Simbioses doentias

A bondade cruel, a simbiose doentia são oximoros e são também o que acontece em relações de dependência/cuidados obrigatórios, relações fundamentadas em não aceitação, relações que respondem a necessidades. Neste contexto, tudo pode acontecer, até 'dependentes' que agem como algozes e 'independentes' que se submetem.

A dialética dos processos e dos relacionamentos nos mostra que todo apoio é opressor, que o que apoia, oprime. É físico, é espacial, é nítido que o que está seguro está apoiado. É fundamental para a continuidade do processo relacional humano - para o processo de ser no mundo - não estar seguro, não estar apoiado, não estar posicionado. Todo relacionamento gera posicionamentos, geradores de novos relacionamentos e assim infinitamente. Exercer esta dinâmica é fundamental para a existência de movimento, de reversibilidade perceptiva, para se perceber e perceber o outro sem os posicionamentos do autorreferenciamento ou da renúncia de si para cuidar do outro, sem os posicionamentos da pregnância alienadora do que está diante de si.

Suportar a necessidade de ajudar e prover é esvaziador e aniquilador das boas intenções e propostas; é exemplo de como o cuidar do outro sem aceitar suas limitações é desumanizante. O posicionamento desumaniza. As vias únicas resultantes do posicionamento, resultantes da não interação, coisificam.

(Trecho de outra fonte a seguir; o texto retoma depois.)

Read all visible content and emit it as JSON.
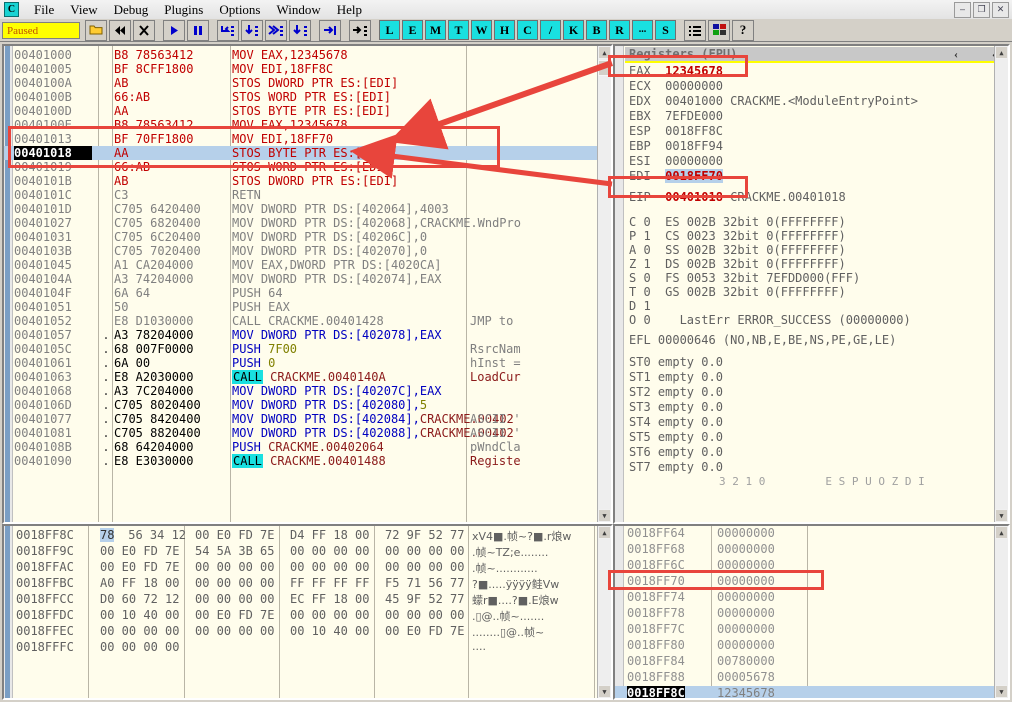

O filho drogado, depois de algum tempo, escraviza os pais que passam a ansiar por  libertação, passam a desejar a redenção que virá com a morte do filho, por exemplo. O que redime gera culpa tanto quanto disfarça a impotência cotidiana.

Parceiros e amigos deprimidos, voltados para a vivência de suas tristezas e mágoas, se transformam em fardos, caixas de surpresas desagradáveis.

Cuidar dos pais velhos ou doentes, quando este cuidado não está contextualizado em disponibilidade, cria obrigações insuportáveis para quem se obriga ou é obrigado a este processo.  E o filho incapacitado após um acidente sem perspectiva de melhoras? Sem disponibilidade, sem integração estes relacionamentos são esvaziadores e coisificantes, são simbioses doentias; não existe "instinto materno ou paterno ou filial ou fraternal" tampouco "instinto humano".

A obrigação imposta, o submeter-se existem; não importa como são estabelecidos, não importa se contextualizados anteriormente no que se vivenciava como amor, ou como gratidão, ou como retribuição ou dívida; tudo isso é alienador, gera simbiose, fusão que pode até atingir o equivalente de torturador/torturado. São fusões posicionantes, redutoras que prejudicam à medida que pontualizam o processo do estar no mundo.

Tudo que responde à uma necessidade, tudo que nos deixa sem saída é sempre questionável. O questionamento permite que a situação seja mudada, reestruturada: saídas surgem e/ou surgem possibilidades que mudam a rigidez, a mesquinharia, possibilidades que podem até transformar maldade em solidariedade.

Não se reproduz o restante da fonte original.